With around 13,000 people dying from leukaemia, lymphoma, or myeloma each year across the UK, improving outcomes for patients diagnosed with blood cancers remains a key NHS priority.
 
Early diagnosis of blood cancers can be difficult with symptoms, for example back pain or tiredness, often misdiagnosed. That is why I am glad that guidance for clinicians on diagnosing blood cancer has been set out by the National Institute for Health and Care Excellence (NICE).
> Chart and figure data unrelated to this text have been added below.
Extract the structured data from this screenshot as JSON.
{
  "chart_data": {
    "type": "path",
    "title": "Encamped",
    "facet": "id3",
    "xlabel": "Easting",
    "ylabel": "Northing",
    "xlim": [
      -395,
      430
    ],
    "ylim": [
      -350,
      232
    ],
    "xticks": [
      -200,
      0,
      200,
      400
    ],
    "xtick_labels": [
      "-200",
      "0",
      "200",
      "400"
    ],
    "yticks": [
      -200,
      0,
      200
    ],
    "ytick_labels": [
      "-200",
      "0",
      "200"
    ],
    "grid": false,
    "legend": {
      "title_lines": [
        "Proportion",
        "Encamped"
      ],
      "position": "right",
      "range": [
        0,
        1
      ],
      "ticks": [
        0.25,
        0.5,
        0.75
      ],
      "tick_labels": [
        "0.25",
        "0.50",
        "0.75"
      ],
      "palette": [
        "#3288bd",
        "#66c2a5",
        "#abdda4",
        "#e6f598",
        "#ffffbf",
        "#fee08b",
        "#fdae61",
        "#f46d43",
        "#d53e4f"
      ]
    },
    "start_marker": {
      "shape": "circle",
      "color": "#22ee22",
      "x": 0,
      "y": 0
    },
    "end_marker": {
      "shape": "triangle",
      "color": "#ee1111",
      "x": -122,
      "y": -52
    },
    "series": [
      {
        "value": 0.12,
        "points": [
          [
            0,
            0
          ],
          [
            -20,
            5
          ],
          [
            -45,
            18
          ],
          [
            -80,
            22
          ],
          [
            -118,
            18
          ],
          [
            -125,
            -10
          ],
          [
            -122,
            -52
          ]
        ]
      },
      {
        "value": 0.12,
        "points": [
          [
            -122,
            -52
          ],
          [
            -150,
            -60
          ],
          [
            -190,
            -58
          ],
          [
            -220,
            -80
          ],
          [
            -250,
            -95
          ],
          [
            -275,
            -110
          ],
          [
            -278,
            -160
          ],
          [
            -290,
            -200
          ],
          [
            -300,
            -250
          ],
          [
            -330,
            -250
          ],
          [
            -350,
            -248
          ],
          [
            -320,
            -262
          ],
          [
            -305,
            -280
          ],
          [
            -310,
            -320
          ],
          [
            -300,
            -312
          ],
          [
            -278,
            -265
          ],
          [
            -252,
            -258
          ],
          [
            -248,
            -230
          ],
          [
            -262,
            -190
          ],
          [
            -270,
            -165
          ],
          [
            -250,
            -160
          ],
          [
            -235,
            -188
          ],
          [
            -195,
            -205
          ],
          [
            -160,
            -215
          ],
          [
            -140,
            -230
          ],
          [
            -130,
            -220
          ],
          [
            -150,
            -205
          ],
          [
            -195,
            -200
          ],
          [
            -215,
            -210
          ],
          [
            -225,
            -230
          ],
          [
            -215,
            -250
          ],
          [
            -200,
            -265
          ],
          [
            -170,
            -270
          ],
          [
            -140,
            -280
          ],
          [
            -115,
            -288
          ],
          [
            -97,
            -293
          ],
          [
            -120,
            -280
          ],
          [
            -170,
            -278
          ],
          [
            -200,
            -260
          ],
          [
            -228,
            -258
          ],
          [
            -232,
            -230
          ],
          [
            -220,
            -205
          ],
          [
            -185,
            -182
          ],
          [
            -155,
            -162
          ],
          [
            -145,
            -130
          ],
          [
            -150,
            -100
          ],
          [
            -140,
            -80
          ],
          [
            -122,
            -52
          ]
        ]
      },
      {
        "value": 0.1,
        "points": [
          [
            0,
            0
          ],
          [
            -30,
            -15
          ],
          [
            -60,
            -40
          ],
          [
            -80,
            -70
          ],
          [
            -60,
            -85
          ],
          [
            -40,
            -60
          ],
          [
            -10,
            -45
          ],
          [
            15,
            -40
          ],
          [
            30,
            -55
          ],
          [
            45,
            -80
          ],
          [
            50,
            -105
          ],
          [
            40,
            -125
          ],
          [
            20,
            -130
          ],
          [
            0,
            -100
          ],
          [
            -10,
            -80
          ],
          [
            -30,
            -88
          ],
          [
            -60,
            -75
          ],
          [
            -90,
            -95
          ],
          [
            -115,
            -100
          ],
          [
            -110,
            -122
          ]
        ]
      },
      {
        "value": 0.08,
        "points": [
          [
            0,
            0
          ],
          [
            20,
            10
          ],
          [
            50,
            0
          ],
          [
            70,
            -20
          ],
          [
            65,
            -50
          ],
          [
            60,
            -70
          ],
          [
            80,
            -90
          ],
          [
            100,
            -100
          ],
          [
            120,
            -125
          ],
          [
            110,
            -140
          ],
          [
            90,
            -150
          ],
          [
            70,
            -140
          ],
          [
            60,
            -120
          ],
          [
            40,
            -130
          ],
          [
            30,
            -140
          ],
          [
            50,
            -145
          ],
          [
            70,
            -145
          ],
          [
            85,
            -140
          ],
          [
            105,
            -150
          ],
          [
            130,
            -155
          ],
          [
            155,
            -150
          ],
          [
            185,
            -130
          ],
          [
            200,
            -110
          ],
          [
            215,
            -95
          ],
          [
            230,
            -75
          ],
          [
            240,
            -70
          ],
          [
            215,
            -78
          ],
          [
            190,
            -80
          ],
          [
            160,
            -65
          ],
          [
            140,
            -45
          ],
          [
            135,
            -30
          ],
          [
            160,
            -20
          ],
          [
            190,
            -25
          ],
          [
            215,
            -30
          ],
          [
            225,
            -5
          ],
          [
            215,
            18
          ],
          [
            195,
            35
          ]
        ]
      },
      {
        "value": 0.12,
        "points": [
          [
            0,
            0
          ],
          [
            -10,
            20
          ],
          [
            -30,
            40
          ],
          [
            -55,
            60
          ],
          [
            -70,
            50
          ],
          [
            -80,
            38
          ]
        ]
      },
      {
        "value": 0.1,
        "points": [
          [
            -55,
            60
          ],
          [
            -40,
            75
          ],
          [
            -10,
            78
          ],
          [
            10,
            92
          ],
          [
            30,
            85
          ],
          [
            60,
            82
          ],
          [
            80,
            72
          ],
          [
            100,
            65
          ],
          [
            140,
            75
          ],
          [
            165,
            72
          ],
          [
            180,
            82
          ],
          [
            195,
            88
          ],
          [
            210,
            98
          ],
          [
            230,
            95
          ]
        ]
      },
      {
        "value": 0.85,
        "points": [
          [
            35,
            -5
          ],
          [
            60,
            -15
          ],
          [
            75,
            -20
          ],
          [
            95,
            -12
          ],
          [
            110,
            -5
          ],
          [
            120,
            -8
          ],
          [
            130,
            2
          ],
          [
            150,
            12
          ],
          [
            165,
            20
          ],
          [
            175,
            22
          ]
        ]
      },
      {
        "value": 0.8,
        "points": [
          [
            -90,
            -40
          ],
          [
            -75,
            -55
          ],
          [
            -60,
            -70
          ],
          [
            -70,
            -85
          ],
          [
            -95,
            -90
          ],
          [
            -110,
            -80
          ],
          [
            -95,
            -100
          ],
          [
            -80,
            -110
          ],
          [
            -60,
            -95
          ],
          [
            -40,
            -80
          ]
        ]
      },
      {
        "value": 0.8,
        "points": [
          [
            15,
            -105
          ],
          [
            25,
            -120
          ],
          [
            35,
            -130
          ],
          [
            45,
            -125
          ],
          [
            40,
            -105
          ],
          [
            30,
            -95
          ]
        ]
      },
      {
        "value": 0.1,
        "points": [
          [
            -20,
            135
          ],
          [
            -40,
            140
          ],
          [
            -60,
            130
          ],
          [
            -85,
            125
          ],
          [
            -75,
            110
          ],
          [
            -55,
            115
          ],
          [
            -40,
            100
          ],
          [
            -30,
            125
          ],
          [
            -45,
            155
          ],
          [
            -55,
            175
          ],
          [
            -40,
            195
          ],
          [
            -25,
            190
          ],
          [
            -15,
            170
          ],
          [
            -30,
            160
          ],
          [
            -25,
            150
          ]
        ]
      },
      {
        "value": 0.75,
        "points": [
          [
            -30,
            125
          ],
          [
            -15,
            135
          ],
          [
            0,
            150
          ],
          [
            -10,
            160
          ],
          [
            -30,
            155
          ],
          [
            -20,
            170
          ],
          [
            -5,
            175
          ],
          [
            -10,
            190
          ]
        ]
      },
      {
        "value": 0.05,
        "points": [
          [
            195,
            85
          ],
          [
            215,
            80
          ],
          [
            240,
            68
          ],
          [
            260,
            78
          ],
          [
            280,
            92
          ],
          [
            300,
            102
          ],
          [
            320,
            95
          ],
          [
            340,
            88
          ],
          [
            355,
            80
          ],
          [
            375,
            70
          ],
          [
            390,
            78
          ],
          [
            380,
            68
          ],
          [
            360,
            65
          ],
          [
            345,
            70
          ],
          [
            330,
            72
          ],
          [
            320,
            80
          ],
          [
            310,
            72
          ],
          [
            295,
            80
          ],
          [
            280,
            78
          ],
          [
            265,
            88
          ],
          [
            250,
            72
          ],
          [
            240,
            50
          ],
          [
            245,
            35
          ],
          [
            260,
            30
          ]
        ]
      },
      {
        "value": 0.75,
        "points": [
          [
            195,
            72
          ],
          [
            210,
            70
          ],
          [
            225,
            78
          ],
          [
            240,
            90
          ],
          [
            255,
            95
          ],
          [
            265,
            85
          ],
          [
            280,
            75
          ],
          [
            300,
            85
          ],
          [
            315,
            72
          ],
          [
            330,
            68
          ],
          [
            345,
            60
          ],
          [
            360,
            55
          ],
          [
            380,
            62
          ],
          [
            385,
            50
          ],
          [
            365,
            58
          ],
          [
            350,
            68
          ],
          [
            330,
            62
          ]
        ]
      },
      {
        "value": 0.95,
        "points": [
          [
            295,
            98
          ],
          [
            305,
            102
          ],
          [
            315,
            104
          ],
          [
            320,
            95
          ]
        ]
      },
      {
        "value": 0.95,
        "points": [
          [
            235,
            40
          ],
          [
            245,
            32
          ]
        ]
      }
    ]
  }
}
Moreover, I am hopeful that the £200 million announced in transformation funding to encourage new and innovative ways to diagnose cancer earlier will help to speed up diagnosis of blood cancers.
 
Stem cell transplants are a key treatment for blood cancers, with over 2,000 people a year across the UK requiring a bone marrow or stem cell transplant. As such I am pleased that a unified UK stem cell registry has been established - the Anthony Nolan and NHS Stem Cell Registry - streamlining the provision of stem cells for transplant. This has helped increase the number of registered blood stem cell donors from 770,000 in 2010 to over 1.4 million as of 2017.
 
Continued investment into ways of diagnosing blood cancers earlier, as well as increasing the pool of available stem cell donors, will help to drive up survival rates of leukaemia, lymphoma, and myeloma up even further.